If you are using a Debian based version, the easiest way to update to the preview is as follows:
sudo teamviewer repo preview sudo apt update sudo apt upgrade
Best,
Kerstin
Can someone provide a correct repo address for RPM preview or development version of Teamviewer.
I can't find it anywhere, I tried to filled it myself but no luck so far.
On my PoP Os - DEB version - I can go into Extras - Option and pick a version I want - or I can change it in sources.list.d.
But I want to test it on Fedora - no luck there.
Thanks!
I'm glad to see that I'm not the only one visiting this post in 2022! I understand that it takes time to implement complex features such as this, so it would be greatly appreciated if someone could give a status update on the state of Wayland support for Linux - whether or not it's being actively developed still and maybe even a soft timeline of what to expect (i.e. later this year / next year / never / etc.)
Thank you π
Hello dear Community friends,
I have quite some news for you...
We started working on supporting Wayland! π
Please find more information in our Blogpost here:
I hope you will be able to try it out.
We would appreciate any feedback! π
All the best,
/JeanK
Community Manager
The problem is Wayland isn't even close to being feature-compatible, yet it gets shoved out as a replacement, and any complaint that it is missing something gets a hostile response of "well, no one uses taht anyway". Really??? So if *I'M* asking for some function to be in place, something that existed in X11, that means the Wayland-fanboys imply that *I'M* nobody.

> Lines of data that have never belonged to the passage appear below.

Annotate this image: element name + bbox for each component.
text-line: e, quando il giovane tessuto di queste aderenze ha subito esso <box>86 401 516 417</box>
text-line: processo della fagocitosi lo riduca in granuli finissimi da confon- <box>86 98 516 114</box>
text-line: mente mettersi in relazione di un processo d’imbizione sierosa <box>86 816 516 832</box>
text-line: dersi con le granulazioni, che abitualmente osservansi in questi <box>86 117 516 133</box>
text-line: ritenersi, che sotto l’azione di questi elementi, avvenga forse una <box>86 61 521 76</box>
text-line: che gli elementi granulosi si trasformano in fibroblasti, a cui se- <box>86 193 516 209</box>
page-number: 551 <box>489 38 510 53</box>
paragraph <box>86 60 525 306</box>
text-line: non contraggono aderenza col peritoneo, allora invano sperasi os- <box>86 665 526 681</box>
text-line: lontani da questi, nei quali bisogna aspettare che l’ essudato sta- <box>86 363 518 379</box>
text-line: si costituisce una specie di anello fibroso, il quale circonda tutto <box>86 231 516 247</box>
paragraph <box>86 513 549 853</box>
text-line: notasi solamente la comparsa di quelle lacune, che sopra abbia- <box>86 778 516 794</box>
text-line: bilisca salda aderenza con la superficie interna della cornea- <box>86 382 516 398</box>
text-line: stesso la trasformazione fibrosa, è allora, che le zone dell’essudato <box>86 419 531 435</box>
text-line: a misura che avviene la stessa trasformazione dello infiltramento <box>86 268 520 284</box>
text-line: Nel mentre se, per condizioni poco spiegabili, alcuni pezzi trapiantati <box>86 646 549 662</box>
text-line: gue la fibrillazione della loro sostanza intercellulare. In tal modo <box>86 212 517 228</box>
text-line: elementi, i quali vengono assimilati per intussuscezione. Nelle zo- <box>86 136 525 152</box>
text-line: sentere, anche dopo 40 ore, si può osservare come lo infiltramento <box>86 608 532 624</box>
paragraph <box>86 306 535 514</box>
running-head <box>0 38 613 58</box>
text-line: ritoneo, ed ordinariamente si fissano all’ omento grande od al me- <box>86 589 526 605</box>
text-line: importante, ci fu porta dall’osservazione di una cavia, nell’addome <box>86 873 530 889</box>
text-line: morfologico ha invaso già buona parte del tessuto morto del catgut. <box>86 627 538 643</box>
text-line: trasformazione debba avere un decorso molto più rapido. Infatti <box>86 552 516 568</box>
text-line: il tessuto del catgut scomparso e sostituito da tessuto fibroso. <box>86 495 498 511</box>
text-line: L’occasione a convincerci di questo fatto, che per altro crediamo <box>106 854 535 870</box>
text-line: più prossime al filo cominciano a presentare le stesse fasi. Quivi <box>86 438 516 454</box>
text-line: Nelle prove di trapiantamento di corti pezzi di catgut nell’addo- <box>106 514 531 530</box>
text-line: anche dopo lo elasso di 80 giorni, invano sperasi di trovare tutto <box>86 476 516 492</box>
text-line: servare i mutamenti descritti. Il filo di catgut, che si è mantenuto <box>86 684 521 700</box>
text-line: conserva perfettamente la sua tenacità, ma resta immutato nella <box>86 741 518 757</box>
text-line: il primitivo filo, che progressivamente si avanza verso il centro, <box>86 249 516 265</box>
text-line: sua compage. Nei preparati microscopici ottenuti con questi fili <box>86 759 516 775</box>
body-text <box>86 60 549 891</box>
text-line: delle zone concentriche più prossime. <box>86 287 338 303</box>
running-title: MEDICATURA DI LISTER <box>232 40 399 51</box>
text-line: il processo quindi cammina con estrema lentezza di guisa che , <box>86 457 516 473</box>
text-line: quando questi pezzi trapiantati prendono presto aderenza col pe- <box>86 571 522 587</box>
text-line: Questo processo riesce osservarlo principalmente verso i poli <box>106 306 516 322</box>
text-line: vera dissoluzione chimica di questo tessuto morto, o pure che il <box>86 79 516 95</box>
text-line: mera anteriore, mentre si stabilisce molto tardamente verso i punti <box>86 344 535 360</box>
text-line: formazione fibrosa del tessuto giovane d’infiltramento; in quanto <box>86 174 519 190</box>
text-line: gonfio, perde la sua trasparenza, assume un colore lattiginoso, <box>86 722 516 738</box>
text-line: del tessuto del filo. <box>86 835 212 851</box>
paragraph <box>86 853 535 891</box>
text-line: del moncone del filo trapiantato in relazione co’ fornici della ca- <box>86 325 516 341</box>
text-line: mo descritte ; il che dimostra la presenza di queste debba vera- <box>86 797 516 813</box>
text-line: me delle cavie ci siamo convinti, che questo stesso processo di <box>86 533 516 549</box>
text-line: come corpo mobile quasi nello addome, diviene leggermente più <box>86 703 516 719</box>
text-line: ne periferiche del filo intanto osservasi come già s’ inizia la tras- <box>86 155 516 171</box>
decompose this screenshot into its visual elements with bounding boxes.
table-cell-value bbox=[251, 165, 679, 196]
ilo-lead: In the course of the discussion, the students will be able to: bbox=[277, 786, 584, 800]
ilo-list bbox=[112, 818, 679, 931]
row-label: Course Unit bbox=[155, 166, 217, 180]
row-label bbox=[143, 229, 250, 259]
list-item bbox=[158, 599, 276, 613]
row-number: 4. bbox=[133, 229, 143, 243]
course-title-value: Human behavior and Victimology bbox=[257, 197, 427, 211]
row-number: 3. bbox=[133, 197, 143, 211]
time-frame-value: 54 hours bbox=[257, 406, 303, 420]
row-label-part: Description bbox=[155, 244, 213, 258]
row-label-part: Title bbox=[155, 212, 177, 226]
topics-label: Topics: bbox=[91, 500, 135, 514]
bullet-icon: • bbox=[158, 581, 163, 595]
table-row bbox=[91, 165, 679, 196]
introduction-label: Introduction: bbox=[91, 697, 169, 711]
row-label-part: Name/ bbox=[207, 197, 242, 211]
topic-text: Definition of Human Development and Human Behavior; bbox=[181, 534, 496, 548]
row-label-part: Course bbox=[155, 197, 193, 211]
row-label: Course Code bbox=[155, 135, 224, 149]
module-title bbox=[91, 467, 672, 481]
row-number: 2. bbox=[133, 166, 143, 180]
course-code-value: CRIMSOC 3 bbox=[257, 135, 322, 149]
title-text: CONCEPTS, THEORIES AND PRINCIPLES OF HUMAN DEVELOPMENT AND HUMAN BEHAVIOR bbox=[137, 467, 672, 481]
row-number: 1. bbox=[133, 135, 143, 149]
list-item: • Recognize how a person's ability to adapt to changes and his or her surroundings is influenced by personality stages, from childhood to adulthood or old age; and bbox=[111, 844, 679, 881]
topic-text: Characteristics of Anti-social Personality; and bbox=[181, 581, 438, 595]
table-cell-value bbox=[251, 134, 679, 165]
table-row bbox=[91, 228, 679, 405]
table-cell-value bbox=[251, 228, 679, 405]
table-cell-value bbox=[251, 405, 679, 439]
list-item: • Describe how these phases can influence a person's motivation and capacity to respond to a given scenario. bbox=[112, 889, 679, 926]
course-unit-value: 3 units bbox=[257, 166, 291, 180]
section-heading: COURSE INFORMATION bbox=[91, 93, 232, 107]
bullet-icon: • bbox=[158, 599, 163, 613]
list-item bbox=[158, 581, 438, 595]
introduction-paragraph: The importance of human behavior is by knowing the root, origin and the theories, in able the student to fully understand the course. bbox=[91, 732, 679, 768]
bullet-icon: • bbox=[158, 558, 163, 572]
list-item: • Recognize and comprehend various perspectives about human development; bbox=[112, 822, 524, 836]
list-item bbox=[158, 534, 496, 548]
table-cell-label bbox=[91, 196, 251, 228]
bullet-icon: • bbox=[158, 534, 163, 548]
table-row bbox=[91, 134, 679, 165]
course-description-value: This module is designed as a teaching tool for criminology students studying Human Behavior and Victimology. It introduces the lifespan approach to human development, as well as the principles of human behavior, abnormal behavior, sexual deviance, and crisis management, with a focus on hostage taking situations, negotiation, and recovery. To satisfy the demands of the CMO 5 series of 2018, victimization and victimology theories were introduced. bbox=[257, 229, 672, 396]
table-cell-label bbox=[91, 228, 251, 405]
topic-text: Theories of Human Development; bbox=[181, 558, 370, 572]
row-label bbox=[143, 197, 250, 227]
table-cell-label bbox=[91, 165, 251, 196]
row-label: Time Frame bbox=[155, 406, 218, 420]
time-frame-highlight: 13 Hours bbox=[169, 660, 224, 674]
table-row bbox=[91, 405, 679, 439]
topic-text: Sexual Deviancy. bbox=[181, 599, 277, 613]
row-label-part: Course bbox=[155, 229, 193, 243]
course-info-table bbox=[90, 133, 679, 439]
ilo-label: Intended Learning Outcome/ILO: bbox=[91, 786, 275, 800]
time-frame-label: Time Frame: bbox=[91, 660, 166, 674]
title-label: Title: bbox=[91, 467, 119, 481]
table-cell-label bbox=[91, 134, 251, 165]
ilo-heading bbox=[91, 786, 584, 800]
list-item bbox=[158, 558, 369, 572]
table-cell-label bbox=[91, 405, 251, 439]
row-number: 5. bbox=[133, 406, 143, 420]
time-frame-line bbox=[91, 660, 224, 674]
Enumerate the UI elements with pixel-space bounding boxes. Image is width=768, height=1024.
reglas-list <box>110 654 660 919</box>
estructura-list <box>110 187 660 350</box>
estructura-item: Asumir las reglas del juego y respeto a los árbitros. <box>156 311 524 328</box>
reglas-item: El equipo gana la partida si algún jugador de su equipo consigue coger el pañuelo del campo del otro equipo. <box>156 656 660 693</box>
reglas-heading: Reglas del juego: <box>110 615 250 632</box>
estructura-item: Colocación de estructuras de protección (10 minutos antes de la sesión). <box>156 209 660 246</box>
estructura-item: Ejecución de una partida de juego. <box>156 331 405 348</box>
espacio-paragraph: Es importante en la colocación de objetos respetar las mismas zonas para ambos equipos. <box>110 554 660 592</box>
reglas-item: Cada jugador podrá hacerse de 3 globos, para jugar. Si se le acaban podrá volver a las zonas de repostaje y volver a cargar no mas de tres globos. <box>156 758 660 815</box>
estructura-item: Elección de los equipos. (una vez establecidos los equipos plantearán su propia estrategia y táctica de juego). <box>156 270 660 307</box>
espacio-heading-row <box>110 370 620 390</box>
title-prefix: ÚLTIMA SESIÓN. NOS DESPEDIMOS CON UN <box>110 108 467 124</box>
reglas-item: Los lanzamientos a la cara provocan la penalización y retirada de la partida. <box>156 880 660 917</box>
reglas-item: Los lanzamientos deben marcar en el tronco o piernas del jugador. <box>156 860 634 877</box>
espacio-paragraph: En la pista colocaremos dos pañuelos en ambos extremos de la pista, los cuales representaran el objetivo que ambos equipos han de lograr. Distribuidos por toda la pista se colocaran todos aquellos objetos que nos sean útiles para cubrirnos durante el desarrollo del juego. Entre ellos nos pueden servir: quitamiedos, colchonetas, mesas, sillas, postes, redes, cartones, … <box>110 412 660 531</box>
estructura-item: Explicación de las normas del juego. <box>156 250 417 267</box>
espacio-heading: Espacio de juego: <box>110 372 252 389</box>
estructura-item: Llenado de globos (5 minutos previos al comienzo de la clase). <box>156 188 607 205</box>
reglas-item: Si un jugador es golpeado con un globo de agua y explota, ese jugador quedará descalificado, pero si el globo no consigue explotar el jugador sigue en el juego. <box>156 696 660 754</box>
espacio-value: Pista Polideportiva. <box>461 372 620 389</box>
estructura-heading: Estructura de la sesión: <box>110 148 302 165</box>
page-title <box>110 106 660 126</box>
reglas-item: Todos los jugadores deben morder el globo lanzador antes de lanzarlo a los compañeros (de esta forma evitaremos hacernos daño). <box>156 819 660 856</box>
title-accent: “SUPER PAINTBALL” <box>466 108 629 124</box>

SystemD merely tries to do tto much. It's trying to be the entire OS in itself, rather than a minimal, specific-purpose service to load other services. And in shoehorning itself into every corner of your system, it breaks cross-platform support (when projects like GTK or Gnome build in SystemD dependencies, it means those become BROKEN everyplace else). It's doing TOO much, too many things it shouldn't be touching. It's the difference between "do one thing and do it well" vs "jack of all trades, master of NONE".